Please do not “click here”

I want to tell you a story:

Once upon a time, there was a large public organization with a large staff of web content curators. These curators dealt with a lot of content, and would often use ‘click here’ in their hypertext links to help users move between pages.  Like this:

For a copy of the full summer reading list, click here.

To see only the Elementary level list, click here.

To see the Intermediate level list, click here.

To see the High School level list, click here.

Everyone did it, because that’s how everyone else was doing it, and no one had ever said there might be a valid reason for it to be done differently.

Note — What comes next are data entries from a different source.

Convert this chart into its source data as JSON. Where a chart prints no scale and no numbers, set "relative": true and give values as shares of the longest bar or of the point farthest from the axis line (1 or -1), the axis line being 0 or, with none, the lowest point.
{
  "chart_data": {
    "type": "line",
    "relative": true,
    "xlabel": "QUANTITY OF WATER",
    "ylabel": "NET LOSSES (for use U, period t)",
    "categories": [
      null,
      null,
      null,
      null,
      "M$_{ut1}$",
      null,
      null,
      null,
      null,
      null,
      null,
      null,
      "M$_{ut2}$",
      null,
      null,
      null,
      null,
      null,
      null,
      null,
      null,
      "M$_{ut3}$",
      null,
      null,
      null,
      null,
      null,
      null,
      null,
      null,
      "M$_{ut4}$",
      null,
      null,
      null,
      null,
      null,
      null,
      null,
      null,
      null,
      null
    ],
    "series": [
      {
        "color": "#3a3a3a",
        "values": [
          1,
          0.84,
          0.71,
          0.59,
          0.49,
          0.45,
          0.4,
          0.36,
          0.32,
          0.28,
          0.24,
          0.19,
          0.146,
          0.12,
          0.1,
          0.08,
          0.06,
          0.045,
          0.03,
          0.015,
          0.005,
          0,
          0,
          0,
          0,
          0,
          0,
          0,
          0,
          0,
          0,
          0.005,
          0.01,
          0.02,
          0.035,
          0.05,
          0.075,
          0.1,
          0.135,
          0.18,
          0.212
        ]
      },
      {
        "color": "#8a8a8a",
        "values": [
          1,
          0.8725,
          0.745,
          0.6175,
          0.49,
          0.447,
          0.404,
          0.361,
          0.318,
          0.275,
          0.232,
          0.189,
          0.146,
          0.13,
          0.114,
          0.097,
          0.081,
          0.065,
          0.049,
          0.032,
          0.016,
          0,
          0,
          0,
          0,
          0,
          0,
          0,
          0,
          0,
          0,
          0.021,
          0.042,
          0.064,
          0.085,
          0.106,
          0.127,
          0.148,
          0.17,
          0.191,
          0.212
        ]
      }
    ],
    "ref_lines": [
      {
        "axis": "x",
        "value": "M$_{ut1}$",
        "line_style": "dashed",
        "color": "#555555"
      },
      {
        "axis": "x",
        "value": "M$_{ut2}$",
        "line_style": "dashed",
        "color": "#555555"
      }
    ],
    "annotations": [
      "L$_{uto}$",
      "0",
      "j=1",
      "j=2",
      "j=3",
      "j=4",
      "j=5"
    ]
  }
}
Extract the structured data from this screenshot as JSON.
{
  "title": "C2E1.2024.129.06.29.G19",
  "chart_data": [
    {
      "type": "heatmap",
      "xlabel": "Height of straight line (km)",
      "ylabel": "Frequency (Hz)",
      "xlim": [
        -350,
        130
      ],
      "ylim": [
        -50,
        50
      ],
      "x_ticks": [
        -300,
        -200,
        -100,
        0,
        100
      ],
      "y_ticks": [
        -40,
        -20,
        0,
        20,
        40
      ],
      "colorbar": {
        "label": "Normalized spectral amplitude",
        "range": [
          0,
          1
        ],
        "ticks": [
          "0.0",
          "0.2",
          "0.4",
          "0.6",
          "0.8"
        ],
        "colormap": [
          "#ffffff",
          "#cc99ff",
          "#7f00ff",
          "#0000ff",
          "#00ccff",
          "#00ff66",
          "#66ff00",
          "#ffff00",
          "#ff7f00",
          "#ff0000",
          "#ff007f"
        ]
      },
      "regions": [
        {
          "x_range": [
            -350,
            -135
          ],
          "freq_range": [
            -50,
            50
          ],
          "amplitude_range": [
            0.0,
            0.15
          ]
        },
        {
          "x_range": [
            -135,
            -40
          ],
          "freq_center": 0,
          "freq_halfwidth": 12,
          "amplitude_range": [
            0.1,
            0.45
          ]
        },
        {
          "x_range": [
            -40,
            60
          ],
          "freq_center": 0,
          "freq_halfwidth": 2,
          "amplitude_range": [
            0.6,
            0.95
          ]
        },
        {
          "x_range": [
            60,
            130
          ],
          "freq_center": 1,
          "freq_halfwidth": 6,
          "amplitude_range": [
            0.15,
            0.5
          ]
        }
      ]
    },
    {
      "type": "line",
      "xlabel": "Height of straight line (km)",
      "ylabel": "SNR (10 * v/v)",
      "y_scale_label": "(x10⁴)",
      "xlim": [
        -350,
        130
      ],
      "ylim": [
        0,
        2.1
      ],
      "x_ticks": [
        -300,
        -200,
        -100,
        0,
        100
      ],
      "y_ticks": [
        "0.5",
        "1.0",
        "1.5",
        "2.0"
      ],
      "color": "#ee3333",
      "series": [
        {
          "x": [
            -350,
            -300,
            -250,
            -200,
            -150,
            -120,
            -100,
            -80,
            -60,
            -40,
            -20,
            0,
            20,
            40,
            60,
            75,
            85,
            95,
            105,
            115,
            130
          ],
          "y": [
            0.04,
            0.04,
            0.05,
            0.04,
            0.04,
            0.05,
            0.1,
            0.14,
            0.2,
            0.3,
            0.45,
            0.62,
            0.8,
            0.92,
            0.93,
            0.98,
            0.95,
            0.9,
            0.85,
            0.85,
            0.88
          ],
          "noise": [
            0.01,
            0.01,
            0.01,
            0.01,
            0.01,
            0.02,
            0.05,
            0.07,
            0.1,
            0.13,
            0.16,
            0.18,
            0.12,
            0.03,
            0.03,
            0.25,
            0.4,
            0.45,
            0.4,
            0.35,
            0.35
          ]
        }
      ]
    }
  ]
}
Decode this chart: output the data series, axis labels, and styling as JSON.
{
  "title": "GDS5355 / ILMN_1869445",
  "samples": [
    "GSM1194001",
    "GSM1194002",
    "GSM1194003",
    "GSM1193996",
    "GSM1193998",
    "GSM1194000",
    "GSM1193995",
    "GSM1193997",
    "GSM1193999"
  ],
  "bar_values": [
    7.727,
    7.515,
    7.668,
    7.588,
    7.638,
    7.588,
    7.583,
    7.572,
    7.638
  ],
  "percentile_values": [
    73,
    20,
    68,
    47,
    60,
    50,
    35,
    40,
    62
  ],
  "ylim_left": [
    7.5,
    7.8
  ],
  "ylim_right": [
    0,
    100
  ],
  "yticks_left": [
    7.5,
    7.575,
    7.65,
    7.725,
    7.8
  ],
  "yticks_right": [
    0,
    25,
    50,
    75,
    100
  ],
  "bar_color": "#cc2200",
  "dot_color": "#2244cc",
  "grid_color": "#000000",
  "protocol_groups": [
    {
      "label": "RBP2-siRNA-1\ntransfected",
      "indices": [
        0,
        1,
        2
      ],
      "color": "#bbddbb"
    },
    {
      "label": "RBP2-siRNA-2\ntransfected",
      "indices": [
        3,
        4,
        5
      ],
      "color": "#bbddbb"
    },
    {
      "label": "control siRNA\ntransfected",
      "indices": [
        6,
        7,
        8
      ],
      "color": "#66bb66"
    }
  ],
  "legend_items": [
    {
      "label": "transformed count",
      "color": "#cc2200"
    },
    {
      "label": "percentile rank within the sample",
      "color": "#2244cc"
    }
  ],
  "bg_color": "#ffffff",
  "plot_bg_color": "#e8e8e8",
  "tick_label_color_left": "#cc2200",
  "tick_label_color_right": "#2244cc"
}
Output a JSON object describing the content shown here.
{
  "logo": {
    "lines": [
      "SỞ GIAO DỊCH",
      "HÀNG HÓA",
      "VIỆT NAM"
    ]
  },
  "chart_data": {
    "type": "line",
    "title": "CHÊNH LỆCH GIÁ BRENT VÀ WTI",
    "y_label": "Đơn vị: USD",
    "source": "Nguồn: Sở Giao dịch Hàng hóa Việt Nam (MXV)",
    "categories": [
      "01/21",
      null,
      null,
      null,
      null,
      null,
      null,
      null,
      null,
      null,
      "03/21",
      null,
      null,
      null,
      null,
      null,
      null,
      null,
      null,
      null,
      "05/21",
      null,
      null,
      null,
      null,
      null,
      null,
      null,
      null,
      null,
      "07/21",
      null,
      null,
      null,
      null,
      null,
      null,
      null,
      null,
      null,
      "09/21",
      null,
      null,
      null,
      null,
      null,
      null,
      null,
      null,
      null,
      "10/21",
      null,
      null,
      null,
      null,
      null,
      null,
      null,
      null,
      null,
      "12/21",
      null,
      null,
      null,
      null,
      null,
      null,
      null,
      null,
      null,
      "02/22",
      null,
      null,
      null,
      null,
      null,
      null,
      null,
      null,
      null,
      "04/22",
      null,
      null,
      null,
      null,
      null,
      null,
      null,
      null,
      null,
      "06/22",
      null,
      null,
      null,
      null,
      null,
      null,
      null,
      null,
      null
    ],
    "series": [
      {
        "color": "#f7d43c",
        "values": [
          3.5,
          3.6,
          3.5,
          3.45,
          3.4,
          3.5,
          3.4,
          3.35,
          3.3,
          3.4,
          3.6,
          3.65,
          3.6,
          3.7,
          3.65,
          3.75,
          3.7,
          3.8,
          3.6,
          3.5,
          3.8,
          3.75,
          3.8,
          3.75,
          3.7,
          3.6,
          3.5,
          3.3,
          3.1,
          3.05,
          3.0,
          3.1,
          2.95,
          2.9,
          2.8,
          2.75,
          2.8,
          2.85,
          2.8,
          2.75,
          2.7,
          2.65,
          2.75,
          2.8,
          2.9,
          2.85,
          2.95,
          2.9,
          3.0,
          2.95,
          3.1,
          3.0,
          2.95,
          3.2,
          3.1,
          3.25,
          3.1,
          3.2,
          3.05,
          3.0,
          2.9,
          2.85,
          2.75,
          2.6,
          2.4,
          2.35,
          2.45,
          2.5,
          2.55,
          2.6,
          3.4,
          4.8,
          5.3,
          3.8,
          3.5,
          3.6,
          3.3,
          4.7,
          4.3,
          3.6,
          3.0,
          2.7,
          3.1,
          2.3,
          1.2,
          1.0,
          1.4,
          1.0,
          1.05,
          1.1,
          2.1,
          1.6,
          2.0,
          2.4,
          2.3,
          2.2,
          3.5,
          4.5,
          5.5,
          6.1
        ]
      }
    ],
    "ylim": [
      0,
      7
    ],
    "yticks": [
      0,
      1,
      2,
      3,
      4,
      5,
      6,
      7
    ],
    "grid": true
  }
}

One day, there was an annual conference where all the web content curators met. At this conference, emphasis was placed on people with accessibility challenges  who used alternative methods of accessing websites, such as screen readers.  It turned out that using a “click here” approach for hyperlink text presented navigational problems as they used their screen reader tool to jump from link to link within a given page.

Screen readers announce the hypertext of a link as it gains focus in the browser.  And having a computer say “Click here, click here, click here, click here” repeatedly is not nearly as screen reader friendly as having it say, “Summer reading list, elementary level list, intermediate level list, high school level list.”  Here’s a more accessible example:

For your convenience, here is a copy of the full summer reading list.  You can also see only the Elementary level list, the Intermediate level list,  or High School level list.

Now aware of this issue, many web content curators began to modify their linking habits . . . except for the IT Department, whose staff attended the annual conference but “didn’t get it.”  They continued to cling to their “click here” tradition, and would insist others do it when working on collaborative projects with them.

Which just goes to show, that although there are wonderful advances in the realm of accessibility . . . there is still no existing technology that can make up for a lack of empathy.